Brian Eno
Year of birth, place
Biography
Brian Eno has become an iconic figure within international contemporary culture. As an artist, musician, ideologue and systems-maker, he has not only written, performed, recorded and produced some of the most intoxicating and original music of the last forty years, but has also established a philosophy of cultural production which links the enquiring spirit of conceptual art to the broadest applications of popular culture and sociology. A veteran pioneer of extreme forms of music making, with a lifelong interest in working outside of inherited or presumed roles, Eno’s brilliance as a producer lies in his ability to enable musicians to re-enchant their own creativity in new and dramatic ways.
Eno’s roots are in the progressive art education systems of the middle to late 60’s.

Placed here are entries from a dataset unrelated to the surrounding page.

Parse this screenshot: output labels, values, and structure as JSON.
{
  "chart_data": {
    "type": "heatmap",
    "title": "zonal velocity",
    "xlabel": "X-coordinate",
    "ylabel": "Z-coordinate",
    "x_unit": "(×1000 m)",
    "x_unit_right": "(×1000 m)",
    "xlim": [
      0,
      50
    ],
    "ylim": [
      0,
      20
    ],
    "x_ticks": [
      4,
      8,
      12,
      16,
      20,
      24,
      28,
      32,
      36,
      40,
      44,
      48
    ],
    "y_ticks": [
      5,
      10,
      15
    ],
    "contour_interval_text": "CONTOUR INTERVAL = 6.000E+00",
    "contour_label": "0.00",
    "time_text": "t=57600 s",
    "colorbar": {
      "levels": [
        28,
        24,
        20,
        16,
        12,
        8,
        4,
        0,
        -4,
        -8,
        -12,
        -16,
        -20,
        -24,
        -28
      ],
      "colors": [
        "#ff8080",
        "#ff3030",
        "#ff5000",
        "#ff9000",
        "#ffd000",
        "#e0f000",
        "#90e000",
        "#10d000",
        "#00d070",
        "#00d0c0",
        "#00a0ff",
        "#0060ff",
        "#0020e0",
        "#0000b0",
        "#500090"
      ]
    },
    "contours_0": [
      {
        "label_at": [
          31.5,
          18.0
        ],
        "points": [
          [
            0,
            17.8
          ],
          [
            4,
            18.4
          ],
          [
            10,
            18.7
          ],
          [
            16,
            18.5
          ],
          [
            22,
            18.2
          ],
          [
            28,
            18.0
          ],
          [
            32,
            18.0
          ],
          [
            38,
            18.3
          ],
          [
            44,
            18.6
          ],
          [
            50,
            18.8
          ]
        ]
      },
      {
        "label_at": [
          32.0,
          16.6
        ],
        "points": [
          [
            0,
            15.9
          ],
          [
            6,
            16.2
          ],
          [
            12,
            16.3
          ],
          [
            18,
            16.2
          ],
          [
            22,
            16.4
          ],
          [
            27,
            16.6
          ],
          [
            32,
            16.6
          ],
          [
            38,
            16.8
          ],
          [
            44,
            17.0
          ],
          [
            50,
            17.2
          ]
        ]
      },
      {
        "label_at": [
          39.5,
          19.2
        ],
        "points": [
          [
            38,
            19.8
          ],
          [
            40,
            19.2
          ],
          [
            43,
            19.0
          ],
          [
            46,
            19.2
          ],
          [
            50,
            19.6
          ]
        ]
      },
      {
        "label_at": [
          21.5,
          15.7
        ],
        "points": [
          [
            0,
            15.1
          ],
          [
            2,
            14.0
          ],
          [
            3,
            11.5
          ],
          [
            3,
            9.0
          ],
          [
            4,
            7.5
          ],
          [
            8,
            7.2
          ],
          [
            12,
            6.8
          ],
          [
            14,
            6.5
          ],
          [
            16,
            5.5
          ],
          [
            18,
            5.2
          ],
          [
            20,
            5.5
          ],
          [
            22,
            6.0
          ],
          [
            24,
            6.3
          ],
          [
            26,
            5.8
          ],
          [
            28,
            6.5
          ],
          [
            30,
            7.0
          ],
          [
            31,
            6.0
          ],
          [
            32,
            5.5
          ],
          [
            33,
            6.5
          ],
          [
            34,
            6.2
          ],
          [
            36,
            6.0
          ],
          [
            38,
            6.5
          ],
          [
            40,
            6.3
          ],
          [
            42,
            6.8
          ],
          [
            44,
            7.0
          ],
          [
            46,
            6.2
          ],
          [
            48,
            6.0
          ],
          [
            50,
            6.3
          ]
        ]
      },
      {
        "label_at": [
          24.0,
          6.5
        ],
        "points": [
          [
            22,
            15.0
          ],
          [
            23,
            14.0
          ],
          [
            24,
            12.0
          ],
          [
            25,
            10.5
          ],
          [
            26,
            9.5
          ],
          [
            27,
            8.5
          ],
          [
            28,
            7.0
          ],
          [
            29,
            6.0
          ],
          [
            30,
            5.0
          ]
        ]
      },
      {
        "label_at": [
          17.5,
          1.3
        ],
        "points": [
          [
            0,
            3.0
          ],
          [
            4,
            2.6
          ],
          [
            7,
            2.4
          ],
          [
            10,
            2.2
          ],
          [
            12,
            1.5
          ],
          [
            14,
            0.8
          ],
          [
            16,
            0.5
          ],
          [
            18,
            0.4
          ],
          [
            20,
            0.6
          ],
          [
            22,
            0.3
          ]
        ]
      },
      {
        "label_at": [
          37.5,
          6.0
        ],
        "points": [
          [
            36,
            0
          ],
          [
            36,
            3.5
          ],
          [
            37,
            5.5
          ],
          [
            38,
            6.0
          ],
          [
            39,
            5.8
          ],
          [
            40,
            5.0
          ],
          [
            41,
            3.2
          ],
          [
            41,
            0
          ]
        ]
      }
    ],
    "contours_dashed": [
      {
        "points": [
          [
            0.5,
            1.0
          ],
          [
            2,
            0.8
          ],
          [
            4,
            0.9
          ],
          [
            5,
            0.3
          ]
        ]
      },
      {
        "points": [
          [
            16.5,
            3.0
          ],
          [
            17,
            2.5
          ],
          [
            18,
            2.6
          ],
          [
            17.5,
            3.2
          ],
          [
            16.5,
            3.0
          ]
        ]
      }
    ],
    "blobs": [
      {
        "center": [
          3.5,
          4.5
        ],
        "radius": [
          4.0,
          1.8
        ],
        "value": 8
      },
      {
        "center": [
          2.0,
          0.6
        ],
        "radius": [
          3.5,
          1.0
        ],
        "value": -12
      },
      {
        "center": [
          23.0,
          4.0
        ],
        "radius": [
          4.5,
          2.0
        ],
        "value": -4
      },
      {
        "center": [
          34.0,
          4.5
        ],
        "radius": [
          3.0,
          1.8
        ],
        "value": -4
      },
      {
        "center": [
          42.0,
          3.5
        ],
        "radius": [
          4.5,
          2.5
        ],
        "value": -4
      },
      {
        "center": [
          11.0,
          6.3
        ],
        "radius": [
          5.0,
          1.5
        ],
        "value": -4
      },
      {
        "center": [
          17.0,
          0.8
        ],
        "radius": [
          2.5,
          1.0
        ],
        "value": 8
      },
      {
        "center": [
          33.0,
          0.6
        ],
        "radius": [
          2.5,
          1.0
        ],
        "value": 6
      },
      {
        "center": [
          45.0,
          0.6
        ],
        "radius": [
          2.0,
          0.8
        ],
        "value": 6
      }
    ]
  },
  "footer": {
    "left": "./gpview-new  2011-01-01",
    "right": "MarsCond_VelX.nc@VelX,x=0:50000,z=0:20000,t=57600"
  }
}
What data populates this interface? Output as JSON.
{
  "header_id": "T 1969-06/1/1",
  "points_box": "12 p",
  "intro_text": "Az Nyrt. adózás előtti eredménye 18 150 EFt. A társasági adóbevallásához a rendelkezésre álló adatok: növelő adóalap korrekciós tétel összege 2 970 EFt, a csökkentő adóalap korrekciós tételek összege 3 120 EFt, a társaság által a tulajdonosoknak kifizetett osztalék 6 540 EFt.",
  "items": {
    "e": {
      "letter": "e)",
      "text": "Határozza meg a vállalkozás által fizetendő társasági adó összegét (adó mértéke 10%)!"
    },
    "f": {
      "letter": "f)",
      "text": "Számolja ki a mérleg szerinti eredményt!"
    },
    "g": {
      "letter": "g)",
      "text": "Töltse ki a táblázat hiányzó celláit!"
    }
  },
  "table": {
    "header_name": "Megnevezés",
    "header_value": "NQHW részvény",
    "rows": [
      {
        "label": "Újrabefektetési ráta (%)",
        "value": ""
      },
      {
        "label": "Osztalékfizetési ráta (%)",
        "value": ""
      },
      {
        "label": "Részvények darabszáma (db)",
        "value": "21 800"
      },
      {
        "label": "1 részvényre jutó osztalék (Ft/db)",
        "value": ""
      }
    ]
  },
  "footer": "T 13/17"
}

As a student at Winchester School of Art he was already regarded as a controversial figure for his determined questioning of how the role of artist might be dismantled and redefined. Combining a natural brilliance for numerical problem solving, with a vivid literary and visual imagination, Eno came to recognize the unexplored potentials of music making as a valid new form for contemporary art. His immediate involvement with such avantgardists as Cornelius Cardew, the Scratch Orchestra and Portsmouth Sinfonietta, can now be seen to establish the foundations of Eno’s career-long interest in self- generating systems of creativity – a form which he would refine nearly twenty five years later, in 1996, through his creation of »Generative Music« software.
Brian Eno’s generative music systems are best known for creating richly textured soundscapes, as engrossing as they are minimal, and as densely layered as they are refined to delicate curves, drifts and traceries of sound.
The generative music system created by Brian Eno nearly fifteen years later for »I Dormienti« is in the direct lineage of this founding statement, its conceptualism both refined and enhanced by subsequent developments in technology and the progression of Eno’s thinking. By applying the lush, meditative, compositional aesthetics that he had honed to such masterpieces of musical minimalism as »Thursday Afternoon« (1985), to the processes of randomness and longevity enabled by CD technology, Eno created a system of unpredictable overlay which, as he wrote of »I Dormienti« in 1999, enabled a total playing time that was »effectively infinite.«
As Eno’s tireless creativity seems always to have been empowered by his balancing of opposites – systems and glamour, science and aesthetics, conceptualism and politics – so his continued work in the musical field has been matched by his site specific and environmental media projects – notably in the form of audio-visual installation.